Seymour Kooze picture Seymour Kooze · Jul 30, 2011 · Viewed 7.1k times · Source

I'm learning Haskell and would like to impose the use of positive integers (1,2,3, ...) in some constructors, but I only seem to find the 'Int' and 'Integer' datatypes.

I could use the canonical

data Nat = Zero | Succ Nat

but then I couldn't use 1, 4, ... to denote them.

So I ask, is there a way to accomplish this? (which is like using 'unsigned' in C)

Thanks in advance.

EDIT: I'm going the way of hiding it inside a module, as explained by C. A. McCann. Also, I must add the following link: http://haskell.org/haskellwiki/Smart_constructors for a summary on the subject.
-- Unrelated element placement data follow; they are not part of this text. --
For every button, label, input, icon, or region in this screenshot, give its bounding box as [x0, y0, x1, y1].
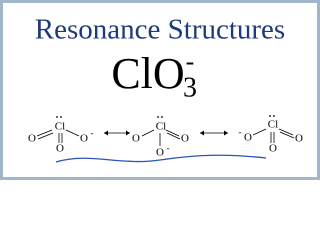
- bond: [279, 131, 295, 139]
- charge: -: [91, 128, 94, 138]
- structure: Cl O O O -: [132, 116, 189, 159]
- atom: O: [28, 133, 36, 145]
- bond: [166, 132, 181, 140]
- charge: -: [239, 127, 242, 137]
- lone-pair: [157, 116, 159, 118]
- charge: -: [167, 143, 170, 153]
- lone-pair: [60, 116, 62, 118]
- bond: [37, 132, 54, 140]
- formula-subscript: 3: [183, 72, 197, 103]
- atom: O: [295, 133, 303, 145]
- frame: [0, 0, 320, 180]
- resonance-arrow: [104, 130, 130, 136]
- bond: [65, 129, 80, 137]
- atom: O: [181, 133, 189, 145]
- bond: [36, 129, 53, 137]
- bond: [278, 128, 294, 136]
- formula-base: ClO: [111, 49, 184, 98]
- underline: [55, 154, 267, 163]
- atom: O: [132, 133, 140, 145]
- lone-pair: [273, 115, 275, 117]
- atom: O: [56, 143, 64, 155]
- atom: O: [156, 147, 164, 159]
- thumbnail: Resonance Structures ClO 3 - Cl O O O - …: [0, 0, 320, 180]
- lone-pair: [161, 116, 163, 118]
- atom: O: [244, 132, 252, 144]
- bond: [165, 129, 180, 137]
- bond: [252, 128, 267, 136]
- atom: Cl: [156, 121, 166, 133]
- resonance-arrow: [200, 130, 228, 136]
- atom: O: [80, 133, 88, 145]
- lone-pair: [56, 116, 58, 118]
- title: Resonance Structures: [35, 14, 285, 46]
- structure: Cl O O O -: [28, 116, 94, 155]
- atom: O: [269, 143, 277, 155]
- lone-pair: [269, 115, 271, 117]
- structure: Cl O O O -: [239, 115, 303, 155]
- bond: [141, 129, 155, 137]
- atom: Cl: [55, 121, 65, 133]
- formula-charge: -: [186, 47, 195, 76]
- atom: Cl: [268, 119, 278, 131]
Thanks for taking the time to answer!

Answer

C. A. McCann picture C. A. McCann · Jul 30, 2011

There's generally two approaches for this: The inductive definition you gave, or an abstract data type using something else for internal representation.

Note that the inductive representation is not terribly efficient for large numbers; however, it can be lazy, which lets you do things like see which of two nats is larger without evaluating further than the size of the smaller one.

An abstract data type is one which is defined in a separate module and does not export its constructors, examples being IO or Data.Set.Set. You can define something like this:

module Nat (Nat() {- etc. -} ) where

newtype Nat = Nat { unNat :: Integer }

...where you export various operations on Nat such that, even though the internal representation is just Integer, you ensure that no value of type Nat is constructed holding a negative value.

In both cases, if you want to use numeric literals, you'll need a definition of fromInteger, which is attached to the Num type class, which is completely wrong for natural numbers but oh well.

If you don't mind making a broken instance just to get syntactic niceties, you can do something like this:

instance Num Nat where
    Zero + n = n
    n + Zero = n
    (Succ n1) + (Succ n2) = Succ . Succ $ n1 + n2

    fromInteger 0 = Zero
    fromInteger i | i > 0 = Succ . fromInteger $ i - 1

...and so on, for the other functions. The same can be done for the abstract data type approach, just be careful to not use deriving to get an automatic Num instance, because it will happily break your non-negative constraint.